Y exclamando así, Colo apretó á correr hacia la cuesta del Hospital, porque vió venir hacia él, por lo alto de la calle, al temible cura loco, con los largos faldones de su levita ondeando al aire que movía su veloz andar; el bastón de nudos enarbolado en su diestra; el sombrero derribado hacia la coronilla, y los ojos relucientes; porque ésta era la particularidad más llamativa del famoso don Lorenzo.

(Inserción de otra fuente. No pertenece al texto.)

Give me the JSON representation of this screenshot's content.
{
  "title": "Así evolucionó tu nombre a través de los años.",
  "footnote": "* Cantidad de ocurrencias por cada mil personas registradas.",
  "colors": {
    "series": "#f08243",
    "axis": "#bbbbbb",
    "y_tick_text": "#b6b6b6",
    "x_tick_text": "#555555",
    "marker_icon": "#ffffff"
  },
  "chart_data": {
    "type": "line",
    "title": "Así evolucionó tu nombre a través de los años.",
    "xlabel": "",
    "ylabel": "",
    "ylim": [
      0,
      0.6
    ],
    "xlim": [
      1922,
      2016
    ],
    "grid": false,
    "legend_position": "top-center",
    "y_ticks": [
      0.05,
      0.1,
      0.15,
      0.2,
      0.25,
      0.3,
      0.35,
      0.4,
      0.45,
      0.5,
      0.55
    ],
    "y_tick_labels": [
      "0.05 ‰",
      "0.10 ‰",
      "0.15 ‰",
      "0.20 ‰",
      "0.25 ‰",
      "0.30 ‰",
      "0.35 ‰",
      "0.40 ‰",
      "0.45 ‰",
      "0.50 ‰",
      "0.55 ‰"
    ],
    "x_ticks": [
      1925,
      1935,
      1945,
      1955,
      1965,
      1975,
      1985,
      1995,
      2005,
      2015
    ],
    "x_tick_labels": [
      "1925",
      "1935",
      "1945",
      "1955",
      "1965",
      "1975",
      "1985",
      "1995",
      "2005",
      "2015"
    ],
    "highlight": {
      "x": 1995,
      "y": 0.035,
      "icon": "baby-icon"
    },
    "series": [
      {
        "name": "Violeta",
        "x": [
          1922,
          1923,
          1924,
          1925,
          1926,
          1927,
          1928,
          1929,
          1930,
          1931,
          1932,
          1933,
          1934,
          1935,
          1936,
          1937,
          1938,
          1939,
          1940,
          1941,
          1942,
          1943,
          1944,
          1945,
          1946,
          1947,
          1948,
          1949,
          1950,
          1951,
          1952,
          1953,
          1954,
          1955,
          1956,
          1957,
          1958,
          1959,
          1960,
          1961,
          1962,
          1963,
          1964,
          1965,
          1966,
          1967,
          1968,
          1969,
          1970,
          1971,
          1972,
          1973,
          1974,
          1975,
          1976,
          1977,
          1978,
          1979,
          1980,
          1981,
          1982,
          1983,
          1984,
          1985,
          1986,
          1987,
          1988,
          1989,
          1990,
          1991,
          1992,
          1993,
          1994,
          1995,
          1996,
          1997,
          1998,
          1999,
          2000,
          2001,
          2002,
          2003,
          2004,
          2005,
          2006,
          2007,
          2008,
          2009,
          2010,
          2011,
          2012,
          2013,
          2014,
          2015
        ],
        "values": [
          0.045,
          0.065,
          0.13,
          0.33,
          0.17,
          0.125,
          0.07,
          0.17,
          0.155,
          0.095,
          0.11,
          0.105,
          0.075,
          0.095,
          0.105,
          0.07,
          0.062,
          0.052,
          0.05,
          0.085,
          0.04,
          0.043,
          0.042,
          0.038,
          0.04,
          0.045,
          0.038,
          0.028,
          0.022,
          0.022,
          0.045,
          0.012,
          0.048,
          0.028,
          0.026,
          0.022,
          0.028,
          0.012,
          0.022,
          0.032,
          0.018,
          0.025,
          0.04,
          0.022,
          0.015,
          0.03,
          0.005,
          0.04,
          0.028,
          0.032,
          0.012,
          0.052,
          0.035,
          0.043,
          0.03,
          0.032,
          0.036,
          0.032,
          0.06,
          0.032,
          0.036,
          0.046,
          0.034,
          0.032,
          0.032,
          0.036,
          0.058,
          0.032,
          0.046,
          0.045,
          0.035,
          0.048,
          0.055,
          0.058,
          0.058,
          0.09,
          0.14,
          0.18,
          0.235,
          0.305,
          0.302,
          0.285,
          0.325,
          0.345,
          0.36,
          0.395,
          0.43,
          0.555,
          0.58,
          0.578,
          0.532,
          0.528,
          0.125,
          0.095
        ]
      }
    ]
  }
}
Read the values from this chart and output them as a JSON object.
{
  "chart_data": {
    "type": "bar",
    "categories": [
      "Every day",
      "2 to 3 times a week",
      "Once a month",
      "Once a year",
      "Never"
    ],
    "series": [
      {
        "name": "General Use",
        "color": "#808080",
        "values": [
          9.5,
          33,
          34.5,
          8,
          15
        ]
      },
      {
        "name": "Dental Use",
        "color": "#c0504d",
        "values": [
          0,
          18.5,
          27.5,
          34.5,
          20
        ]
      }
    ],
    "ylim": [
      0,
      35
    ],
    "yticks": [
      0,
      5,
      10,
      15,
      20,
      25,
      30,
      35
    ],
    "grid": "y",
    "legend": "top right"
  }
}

Silda, al verle acercarse á ella, se retiró atemorizada al portal, precisamente en el instante en que bajaba Cleto de su casa. Sujetábase los calzones con ambas manos por la cintura, y murmuraba entre dientes algo como maldiciones y reniegos. Pero esta vez, aunque halló á Silda atravesada en su camino, no la apartó á un lado con los pies. Observando que cosía, detúvose y díjola:
—¿Me empriestas la uja un poquitín? Á mercar una salía ahora mesmo.
Á Silda no le pesó ver tan manso delante de ella á un sujeto del quinto piso, y particularmente á Cleto por lo que ya se ha dicho.
—¿Para qué la quieres?—le preguntó á su vez.
—Pa pegar este botón... No tengo más que él en los calzones... La bribona de Carpia me robó la escota pa amarrarse el rufajo; de modo que si arrío las manos, se me va á fondo la bragá.
—¿Por qué no te pegan los botones en casa?
—Porque allí no sabe naide tanto como eso.
—Pues ¿quién te los pegaba otras veces?